I guess I must've been very busy with the army for those nine years because, in 1999, I didn't even know that Hirt had died. That's a long life from his birth in 1922. But, reading these liner notes somehow changes me. I only just found out he died about a week ago, and hence I picked out a great disc of Hirt jazz in the same memoriam to Hirt that Fountain provides by this release: this is the disc I chose. Knowing of his death makes me feel loss, remorse, and regret; and, I even feel I'm on the verge of tears. But, I know that if I feel the notion of sorrow, that it fits in with Hirt's music somehow. In addition to that, I also have that live performance on the Super Jazz CD, with Fountain and Hirt. In that disc, Hirt talks about something called a "jazz funeral."
A jazz funeral is a New Orleans-style funeral where, instead of ordinary funeral music, dixie and rag music would be played live after the funeral procession, much like having a party. He says the jazz music would start slow to show sympathy to the dead person, but that the music would then crank up into fast dixie-style jazz like a happy party--like in that movie "One Night Stand" with Wesley Snipes. I don't know if Hirt had a "jazz funeral" when he died, but I imagine so; and, I imagine the pain felt by those, like Fountain, for Hirt's death. And, I share in that pain. A marvel who plays as well as Hirt shouldn't have to die; he should get to ramble around forever.

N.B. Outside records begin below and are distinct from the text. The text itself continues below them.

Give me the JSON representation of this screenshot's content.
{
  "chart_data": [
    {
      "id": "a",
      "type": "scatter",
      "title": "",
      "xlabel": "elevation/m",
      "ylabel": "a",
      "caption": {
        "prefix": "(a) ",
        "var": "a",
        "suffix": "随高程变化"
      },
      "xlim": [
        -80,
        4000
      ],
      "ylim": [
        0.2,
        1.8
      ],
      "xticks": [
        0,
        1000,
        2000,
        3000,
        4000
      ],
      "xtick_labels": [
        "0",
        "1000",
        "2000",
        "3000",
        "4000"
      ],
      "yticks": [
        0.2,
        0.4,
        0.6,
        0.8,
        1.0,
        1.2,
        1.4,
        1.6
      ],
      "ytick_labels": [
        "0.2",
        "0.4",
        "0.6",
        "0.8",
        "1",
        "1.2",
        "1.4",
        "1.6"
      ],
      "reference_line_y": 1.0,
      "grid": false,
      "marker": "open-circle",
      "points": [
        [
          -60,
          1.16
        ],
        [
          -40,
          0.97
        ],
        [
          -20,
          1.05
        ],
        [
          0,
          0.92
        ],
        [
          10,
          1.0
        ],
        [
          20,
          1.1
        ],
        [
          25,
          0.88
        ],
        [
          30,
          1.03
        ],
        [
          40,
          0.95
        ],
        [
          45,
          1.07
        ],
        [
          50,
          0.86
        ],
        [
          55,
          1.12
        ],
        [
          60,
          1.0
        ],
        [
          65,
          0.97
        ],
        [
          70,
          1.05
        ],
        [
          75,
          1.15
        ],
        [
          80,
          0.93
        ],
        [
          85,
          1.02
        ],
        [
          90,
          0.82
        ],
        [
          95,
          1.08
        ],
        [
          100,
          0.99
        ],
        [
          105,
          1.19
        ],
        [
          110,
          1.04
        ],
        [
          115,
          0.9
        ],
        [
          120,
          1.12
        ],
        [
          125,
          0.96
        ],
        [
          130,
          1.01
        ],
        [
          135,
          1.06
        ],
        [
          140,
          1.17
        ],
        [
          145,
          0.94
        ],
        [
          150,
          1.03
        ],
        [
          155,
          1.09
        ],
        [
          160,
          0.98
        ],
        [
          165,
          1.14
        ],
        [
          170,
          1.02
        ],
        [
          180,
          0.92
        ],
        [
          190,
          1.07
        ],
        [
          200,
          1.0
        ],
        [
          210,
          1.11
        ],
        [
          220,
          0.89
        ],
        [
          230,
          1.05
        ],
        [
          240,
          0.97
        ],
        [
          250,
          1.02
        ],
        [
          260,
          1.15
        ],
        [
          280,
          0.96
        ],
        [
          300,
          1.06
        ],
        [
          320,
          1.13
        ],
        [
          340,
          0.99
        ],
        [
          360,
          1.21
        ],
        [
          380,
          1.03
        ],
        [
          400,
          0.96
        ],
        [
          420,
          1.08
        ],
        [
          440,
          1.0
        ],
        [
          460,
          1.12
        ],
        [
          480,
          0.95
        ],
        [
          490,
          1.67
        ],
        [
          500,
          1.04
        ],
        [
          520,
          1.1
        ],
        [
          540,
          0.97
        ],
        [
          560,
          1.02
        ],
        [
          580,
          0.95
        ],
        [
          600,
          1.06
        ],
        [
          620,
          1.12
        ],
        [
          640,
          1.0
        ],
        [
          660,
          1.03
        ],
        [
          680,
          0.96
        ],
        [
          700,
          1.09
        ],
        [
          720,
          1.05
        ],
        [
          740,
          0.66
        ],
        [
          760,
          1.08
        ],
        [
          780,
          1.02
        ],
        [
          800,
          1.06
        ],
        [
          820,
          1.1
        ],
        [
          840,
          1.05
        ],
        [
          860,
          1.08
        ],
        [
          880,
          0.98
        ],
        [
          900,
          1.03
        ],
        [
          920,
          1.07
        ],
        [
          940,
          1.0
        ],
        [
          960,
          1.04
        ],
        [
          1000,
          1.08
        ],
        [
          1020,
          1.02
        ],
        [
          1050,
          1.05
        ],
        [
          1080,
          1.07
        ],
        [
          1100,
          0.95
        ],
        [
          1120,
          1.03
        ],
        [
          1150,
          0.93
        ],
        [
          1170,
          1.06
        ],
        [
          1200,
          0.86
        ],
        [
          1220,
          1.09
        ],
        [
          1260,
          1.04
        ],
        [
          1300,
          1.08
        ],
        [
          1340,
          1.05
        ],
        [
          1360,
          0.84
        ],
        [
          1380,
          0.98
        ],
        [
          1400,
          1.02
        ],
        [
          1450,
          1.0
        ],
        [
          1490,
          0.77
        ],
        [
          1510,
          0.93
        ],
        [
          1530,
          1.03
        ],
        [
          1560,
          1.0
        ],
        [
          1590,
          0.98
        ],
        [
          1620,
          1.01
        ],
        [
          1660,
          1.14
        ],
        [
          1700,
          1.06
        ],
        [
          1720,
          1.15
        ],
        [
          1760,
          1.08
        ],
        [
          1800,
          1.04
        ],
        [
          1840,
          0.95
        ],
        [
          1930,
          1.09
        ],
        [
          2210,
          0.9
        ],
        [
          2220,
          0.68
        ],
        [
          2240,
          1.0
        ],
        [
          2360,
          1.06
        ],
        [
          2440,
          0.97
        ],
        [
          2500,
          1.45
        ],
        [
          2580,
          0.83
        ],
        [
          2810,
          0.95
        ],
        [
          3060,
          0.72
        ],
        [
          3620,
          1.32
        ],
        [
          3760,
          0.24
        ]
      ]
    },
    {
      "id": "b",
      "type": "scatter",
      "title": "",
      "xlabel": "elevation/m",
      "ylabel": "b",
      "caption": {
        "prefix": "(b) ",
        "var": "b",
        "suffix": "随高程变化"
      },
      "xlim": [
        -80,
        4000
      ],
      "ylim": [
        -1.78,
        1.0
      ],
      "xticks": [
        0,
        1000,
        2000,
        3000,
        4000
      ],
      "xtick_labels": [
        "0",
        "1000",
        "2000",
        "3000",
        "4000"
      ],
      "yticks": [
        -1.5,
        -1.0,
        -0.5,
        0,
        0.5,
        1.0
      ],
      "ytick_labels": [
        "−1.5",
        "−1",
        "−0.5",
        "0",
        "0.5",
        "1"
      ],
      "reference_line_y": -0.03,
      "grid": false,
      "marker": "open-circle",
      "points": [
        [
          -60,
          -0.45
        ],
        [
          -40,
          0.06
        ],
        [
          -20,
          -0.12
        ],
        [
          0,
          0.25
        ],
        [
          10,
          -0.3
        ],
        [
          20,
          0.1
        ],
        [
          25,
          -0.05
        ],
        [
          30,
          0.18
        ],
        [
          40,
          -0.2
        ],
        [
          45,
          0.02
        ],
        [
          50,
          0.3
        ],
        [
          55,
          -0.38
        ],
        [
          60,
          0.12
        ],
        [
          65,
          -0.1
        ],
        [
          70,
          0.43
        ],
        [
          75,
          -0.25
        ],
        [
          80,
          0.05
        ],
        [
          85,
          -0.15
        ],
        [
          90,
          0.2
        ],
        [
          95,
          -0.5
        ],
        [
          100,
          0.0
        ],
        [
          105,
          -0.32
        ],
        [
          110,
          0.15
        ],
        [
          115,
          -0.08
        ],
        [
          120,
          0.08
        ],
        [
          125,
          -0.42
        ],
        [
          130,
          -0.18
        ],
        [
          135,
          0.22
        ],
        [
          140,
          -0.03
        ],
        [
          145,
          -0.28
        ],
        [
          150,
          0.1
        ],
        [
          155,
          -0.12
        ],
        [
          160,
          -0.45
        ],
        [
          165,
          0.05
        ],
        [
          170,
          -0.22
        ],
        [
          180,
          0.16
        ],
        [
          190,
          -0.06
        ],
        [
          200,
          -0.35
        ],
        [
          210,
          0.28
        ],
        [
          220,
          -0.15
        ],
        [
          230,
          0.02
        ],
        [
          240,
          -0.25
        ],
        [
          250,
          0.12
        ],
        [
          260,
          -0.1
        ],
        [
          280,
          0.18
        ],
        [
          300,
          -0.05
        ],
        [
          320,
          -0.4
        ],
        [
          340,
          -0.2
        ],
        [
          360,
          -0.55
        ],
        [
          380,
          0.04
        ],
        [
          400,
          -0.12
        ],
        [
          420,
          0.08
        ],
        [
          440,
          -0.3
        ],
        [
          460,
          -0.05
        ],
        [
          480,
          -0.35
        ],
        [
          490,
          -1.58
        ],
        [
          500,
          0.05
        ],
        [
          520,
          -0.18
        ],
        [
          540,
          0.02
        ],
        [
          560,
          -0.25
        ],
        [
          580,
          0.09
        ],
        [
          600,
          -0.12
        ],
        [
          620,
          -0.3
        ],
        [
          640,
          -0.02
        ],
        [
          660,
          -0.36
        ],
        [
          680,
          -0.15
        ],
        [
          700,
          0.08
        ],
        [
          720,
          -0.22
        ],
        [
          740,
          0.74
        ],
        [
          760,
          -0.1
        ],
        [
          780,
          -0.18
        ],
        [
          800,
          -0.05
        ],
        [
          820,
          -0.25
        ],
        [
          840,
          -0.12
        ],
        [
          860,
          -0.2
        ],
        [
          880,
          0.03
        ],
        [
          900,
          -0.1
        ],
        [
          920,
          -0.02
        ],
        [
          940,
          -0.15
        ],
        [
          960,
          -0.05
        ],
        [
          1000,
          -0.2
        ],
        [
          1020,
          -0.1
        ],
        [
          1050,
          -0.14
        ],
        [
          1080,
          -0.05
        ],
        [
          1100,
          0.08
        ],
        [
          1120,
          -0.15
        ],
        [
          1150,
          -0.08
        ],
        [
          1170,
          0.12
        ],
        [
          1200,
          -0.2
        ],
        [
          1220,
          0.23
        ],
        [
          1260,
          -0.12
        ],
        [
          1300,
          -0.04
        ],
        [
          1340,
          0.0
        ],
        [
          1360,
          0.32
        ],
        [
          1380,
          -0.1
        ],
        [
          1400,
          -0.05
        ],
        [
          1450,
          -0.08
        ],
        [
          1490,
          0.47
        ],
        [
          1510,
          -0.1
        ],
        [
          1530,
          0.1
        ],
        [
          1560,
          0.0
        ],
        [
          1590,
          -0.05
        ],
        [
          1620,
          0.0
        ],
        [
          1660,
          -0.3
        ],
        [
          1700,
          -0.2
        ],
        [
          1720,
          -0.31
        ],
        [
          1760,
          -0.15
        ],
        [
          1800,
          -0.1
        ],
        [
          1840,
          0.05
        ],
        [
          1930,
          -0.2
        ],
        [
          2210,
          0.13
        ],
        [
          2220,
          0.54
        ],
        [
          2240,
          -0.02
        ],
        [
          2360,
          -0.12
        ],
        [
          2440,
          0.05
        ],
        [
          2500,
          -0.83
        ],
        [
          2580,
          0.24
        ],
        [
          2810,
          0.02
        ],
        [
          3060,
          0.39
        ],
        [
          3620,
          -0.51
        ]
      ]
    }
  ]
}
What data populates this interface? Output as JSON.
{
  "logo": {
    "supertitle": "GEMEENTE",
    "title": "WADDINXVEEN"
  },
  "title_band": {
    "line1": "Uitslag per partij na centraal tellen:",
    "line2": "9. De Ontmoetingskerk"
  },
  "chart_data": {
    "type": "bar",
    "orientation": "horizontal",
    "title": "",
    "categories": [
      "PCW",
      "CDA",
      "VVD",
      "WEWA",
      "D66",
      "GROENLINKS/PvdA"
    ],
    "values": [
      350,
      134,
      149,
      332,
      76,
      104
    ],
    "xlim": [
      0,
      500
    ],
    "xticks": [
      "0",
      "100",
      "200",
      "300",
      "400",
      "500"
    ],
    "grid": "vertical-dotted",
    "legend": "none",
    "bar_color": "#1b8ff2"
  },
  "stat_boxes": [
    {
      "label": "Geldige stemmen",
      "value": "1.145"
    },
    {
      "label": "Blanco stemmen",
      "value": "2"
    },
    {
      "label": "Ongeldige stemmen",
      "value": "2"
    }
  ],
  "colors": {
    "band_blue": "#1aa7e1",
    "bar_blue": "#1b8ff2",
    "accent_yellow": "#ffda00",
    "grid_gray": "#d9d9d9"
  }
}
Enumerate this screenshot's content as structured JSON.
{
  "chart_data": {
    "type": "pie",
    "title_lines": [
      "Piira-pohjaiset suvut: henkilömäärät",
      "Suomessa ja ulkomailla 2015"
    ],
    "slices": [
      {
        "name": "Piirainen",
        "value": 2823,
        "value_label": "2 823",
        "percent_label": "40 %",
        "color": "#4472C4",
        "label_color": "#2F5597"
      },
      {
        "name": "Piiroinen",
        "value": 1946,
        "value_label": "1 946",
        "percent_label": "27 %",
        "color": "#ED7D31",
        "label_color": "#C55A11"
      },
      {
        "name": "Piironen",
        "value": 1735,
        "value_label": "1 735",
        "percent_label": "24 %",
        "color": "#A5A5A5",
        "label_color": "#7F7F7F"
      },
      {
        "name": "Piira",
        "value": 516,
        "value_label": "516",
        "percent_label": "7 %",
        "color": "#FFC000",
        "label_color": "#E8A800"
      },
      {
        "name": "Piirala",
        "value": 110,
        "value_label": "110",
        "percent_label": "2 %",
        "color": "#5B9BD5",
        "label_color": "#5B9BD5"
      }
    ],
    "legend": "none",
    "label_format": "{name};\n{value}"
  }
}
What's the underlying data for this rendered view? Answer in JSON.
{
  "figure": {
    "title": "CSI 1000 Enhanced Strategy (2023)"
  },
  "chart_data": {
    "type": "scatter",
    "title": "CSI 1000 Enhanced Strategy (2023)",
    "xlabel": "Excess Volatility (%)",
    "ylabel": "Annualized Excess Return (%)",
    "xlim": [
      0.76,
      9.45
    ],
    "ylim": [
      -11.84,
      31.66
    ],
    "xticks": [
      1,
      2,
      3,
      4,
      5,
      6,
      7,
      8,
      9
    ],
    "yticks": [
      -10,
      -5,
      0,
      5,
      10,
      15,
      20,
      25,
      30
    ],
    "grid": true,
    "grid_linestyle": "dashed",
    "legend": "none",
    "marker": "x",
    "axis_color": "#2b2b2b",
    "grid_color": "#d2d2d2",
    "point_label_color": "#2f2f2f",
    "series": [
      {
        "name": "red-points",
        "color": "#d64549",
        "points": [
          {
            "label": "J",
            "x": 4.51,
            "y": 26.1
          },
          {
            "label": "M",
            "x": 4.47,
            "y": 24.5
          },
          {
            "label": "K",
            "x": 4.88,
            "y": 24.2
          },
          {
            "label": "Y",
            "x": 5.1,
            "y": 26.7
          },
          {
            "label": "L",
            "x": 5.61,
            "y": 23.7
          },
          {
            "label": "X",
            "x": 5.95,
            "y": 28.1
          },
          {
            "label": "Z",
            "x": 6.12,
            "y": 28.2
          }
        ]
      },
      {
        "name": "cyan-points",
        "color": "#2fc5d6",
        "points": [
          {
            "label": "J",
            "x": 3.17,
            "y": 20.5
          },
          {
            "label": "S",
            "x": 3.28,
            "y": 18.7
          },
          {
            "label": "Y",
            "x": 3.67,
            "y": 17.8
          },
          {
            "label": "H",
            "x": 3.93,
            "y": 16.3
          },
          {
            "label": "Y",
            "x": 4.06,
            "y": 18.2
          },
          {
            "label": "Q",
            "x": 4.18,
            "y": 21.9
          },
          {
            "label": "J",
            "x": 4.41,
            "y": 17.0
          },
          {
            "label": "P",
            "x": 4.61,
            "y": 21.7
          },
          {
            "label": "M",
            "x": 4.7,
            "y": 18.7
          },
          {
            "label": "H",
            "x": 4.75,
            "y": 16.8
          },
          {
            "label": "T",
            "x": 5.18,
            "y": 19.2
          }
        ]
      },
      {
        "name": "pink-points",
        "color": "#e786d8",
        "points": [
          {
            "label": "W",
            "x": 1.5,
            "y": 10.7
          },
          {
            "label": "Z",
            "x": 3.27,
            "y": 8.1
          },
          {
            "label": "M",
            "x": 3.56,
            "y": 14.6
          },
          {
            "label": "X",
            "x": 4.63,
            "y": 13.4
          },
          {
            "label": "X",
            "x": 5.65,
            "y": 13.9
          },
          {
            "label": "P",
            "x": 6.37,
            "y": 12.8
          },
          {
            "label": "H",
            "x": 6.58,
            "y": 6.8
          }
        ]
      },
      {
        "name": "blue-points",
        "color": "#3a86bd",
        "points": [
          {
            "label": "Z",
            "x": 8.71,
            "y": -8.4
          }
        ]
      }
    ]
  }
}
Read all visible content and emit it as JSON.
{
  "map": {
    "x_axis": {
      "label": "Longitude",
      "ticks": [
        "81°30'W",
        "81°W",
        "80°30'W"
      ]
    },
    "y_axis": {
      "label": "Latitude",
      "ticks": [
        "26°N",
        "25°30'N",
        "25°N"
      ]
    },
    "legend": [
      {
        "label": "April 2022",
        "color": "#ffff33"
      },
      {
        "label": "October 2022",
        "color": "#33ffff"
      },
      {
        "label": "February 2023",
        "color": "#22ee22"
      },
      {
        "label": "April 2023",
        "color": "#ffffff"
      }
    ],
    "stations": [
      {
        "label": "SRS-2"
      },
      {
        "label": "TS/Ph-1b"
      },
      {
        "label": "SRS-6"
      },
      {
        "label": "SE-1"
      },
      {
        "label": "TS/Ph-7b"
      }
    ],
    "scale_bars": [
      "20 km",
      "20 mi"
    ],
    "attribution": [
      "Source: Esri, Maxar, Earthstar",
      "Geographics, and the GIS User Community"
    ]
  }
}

Al Hirt, if you're listenin' from up there, your music has made the world a better place.
Oh yeah, if you dig this Mardi Gras stuff, check out these CDs: Al Hirt at the Mardi Gras (fun stuff!), and Honey in the Horn/Our Man in New Orleans (the 2-album CD). These albums help prove why New Orleans is on the Music Map of the world. The only thing that came even close to the experience I've had with Al Hirt's CDs was when I visited Munich's Hofbraeuhaus while I was stationed in Germany, a restaurant with a live band that really cooks, although it's beer-drinking music of a different kind."